Já passaram três semanas sobre as eleições de 4 de outubro e a incerteza sobre a opção governativa que vai prevalecer continua. Ao mesmo tempo, no horizonte próximo português há, pelo menos, uma outra eleição, a do Presidente da República, prevista para janeiro. Pode ter duas voltas e tem vários candidatos na grelha de partida.

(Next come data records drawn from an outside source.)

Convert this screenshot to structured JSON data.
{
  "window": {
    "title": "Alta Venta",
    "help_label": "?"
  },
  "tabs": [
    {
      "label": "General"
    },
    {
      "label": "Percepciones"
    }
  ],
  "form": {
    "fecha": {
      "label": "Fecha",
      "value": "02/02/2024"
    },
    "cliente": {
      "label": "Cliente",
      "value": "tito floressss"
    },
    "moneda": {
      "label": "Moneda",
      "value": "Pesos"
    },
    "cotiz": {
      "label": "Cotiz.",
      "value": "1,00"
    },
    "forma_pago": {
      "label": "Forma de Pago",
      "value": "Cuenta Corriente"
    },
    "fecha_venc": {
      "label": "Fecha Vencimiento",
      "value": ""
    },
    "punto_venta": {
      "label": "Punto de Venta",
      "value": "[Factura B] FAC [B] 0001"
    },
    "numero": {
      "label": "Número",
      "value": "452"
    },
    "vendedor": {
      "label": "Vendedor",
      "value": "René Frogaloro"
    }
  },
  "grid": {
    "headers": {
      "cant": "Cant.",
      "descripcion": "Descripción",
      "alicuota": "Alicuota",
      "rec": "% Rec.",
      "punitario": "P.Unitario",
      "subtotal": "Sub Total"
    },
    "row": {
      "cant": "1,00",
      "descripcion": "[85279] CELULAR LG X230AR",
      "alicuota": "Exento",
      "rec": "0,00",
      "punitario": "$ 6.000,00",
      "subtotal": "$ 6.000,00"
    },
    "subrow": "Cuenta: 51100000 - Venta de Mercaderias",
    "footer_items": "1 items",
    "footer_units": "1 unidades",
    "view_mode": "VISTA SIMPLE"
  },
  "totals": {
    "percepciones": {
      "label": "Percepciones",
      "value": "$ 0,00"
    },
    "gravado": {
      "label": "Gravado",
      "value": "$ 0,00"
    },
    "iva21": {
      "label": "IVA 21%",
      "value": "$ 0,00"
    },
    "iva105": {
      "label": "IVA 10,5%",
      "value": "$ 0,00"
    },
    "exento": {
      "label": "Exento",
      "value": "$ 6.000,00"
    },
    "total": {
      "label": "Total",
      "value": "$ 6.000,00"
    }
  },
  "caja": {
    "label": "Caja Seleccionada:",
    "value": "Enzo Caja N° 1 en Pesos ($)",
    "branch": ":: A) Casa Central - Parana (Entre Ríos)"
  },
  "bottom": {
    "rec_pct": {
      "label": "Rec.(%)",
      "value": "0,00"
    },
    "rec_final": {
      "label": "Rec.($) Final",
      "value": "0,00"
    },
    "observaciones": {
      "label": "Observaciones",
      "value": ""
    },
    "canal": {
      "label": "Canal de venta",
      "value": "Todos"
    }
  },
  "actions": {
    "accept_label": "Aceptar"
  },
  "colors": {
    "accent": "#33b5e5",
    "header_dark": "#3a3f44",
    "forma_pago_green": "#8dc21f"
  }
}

Enquanto se discute quem vai governar Portugal nos próximos tempos, vale analisar o processo eleitoral e o modelo de campanha que tem sido praticado em Portugal. Tratámos de ouvir a opinião de quatro experientes jornalistas: Anabela Neves, jornalista parlamentar da SIC; Eunice Lourenço, chefe de redação da Rádio Renascença; Maria Flor Pedroso, editora política da Antena 1; Jair Rattner, correspondente em Portugal de vários órgãos de comunicação social brasileiros.

Um tema como ponto de partida: as campanhas eleitorais com os candidatos ao longo de duas ou três semanas em carrossel de comícios pelo país, será que isso continua a fazer sentido?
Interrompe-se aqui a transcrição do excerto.